5.5: Training the Model#

Once a model has been selected and the configuration file edited, the final model can be trained on the full trainer set (instead of the 5-fold set) with the quantgov ml train command, which takes the following positional arguments:

  • modeldefs: the path to the module defining the candidate models

  • configfile: the path to the configuration file defining the model

  • trainers: the path to the saved Trainers object

  • labels: the path to the saved Labels object

The following argument must also be specified:

  • outfile or -o: the path to which to save the estimator. By convention, QuantGov estimators have the extension .qge.

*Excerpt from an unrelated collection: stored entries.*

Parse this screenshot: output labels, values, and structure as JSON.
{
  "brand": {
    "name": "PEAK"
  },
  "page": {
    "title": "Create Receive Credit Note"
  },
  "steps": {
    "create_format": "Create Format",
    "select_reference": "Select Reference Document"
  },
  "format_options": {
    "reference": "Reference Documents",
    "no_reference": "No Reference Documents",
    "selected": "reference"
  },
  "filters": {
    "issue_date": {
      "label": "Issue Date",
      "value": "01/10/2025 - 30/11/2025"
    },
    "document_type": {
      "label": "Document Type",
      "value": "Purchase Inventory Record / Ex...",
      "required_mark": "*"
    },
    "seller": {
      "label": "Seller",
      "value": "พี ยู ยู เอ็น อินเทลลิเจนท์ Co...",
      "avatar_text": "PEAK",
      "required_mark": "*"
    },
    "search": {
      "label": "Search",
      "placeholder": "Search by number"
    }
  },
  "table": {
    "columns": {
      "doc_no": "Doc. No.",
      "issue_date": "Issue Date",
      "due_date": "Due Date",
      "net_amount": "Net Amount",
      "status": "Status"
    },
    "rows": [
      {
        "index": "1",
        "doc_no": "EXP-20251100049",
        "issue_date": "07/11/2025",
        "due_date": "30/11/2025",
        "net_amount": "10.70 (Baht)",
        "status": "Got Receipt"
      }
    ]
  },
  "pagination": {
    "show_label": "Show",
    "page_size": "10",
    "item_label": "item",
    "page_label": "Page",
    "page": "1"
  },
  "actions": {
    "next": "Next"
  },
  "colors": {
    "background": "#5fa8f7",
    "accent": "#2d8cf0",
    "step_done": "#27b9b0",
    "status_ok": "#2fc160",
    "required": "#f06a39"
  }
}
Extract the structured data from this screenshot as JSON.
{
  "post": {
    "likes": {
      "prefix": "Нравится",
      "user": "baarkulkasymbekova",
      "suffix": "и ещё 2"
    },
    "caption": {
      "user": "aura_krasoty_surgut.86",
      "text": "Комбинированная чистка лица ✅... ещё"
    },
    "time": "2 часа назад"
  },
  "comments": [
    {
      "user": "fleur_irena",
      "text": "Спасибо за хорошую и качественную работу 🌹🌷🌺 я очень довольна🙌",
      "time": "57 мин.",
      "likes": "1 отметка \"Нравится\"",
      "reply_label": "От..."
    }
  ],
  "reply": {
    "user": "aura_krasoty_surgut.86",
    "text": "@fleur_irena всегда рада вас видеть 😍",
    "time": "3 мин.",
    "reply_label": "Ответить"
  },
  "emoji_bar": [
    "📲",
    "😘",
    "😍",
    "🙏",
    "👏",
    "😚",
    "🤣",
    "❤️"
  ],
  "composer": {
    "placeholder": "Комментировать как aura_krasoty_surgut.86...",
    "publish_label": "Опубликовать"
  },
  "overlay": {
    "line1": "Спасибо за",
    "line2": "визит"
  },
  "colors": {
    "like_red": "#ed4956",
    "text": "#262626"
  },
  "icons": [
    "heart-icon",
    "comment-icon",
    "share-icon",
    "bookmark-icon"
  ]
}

The resulting Estimator is a self-contained file that can be distributed. However, users may need to ensure that they are using compatible versions of the underlying libraries, such as scikit-learn and pandas. These should be documented by the author of the estimator.

Warning

It is important to note that any preprocessing that was done on the training documents should also be done on any documents that are being classified by the algorithm that those training documents produced. Ignoring this may result in data leakage and faulty results.

Training - Practice Estimator#

All that remains is to actually train the model that we have configured in the model.cfg file using all the trainer documents. This can be accomplished using the following command in the estimator folder:

quantgov ml train scripts/candidate_models.py data/model.cfg data/vectorizer data/trainers data/labels -o data/is_world_classifier.qge

The resulting model is packaged in the is_world_classifier.qge file in the data folder and can now be used to classify any document as a document that may or may not be found in the “world” section of the Federal Register!